Q. As part of the search for a new position, I’ve had to travel to prospective employers for interviews. In the last two months I had one interview that was 208 miles from home — which cost me a total of $117.10, including tolls. I asked for reimbursement from the Human Resources person the day after the interview. The other interview was 244 miles, totaling $135.20. On this occasion I asked my potential manager who to contact for reimbursement. After numerous attempts, I finally gave up on trying to be reimbursed per customary business travel expense practices. Was I correct in asking for travel expenses? Was my timing correct? I am currently out of work so the reimbursement would be helpful.
A. G., Methuen, MA
A. Timing is everything. Asking after the interview was over is like slamming the barn door shut after all the cows have escaped. If receiving expenses for traveling to the company was an important consideration for you in accepting the interview offer, the time to raise the issue was before you made the trip. “Mr. Smith, thank you so much for asking me to interview, and of course I’d like to. Is it at all possible to receive compensation for the travel expense I’ll incur?” This way you would know up front if there was any travel allowance available which could influence both your decision to interview and your willingness to work for the company.

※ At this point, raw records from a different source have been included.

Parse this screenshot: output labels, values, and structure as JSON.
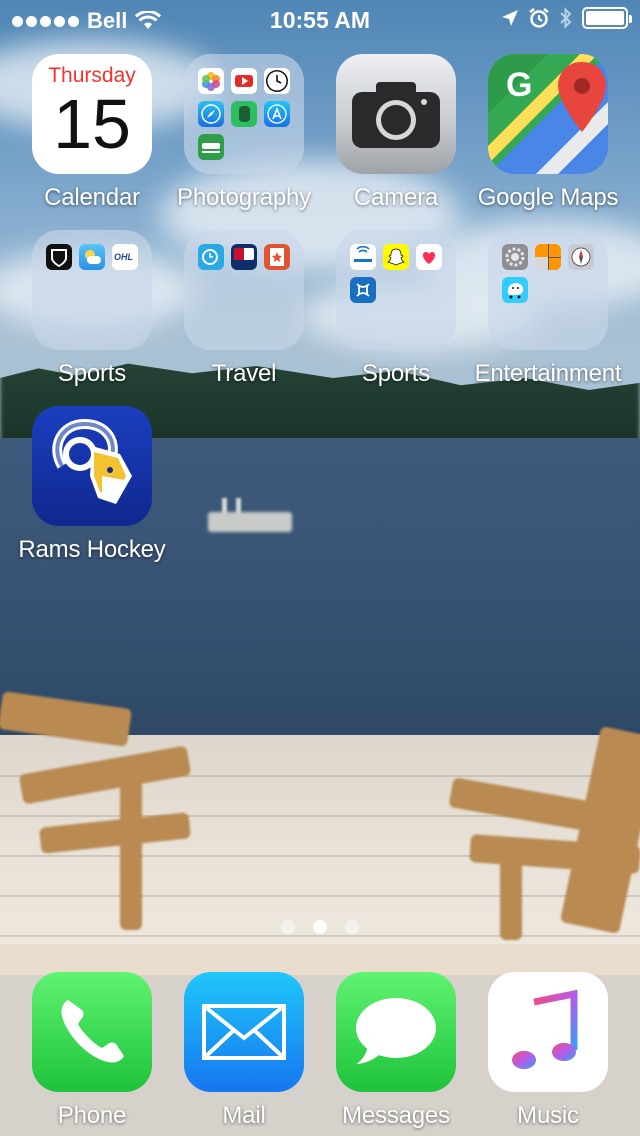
{
  "status_bar": {
    "carrier": "Bell",
    "time": "10:55 AM",
    "battery_level": 1.0
  },
  "apps": {
    "calendar": {
      "label": "Calendar",
      "day": "Thursday",
      "date": "15"
    },
    "photography": {
      "label": "Photography"
    },
    "camera": {
      "label": "Camera"
    },
    "google_maps": {
      "label": "Google Maps"
    },
    "sports_1": {
      "label": "Sports"
    },
    "travel": {
      "label": "Travel"
    },
    "sports_2": {
      "label": "Sports"
    },
    "entertainment": {
      "label": "Entertainment"
    },
    "rams_hockey": {
      "label": "Rams Hockey"
    }
  },
  "page_indicator": {
    "count": 3,
    "current": 2
  },
  "dock": {
    "phone": {
      "label": "Phone"
    },
    "mail": {
      "label": "Mail"
    },
    "messages": {
      "label": "Messages"
    },
    "music": {
      "label": "Music"
    }
  },
  "colors": {
    "calendar_red": "#f0352d",
    "phone_green": "#2fd158",
    "mail_blue": "#1a82f7",
    "folder_tint": "#c8d7e8"
  }
}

Q. Both my business partner and I open the mail. I open all the mail addressed to the company, whether it is to my attention, my partner’s attention, or simply addressed to the company only. I do not open my partner’s mail if it is specified as personal or confidential. Is this correct mail opening etiquette?
L. B. M., Hanover, MA
A: Unless you have your partner’s permission, any mail addressed to the company that specifies it is for your partner’s attention should be opened only by your partner. Mail sent to you or to your attention should be opened only by you. Mail to the company in general can be opened by either of you.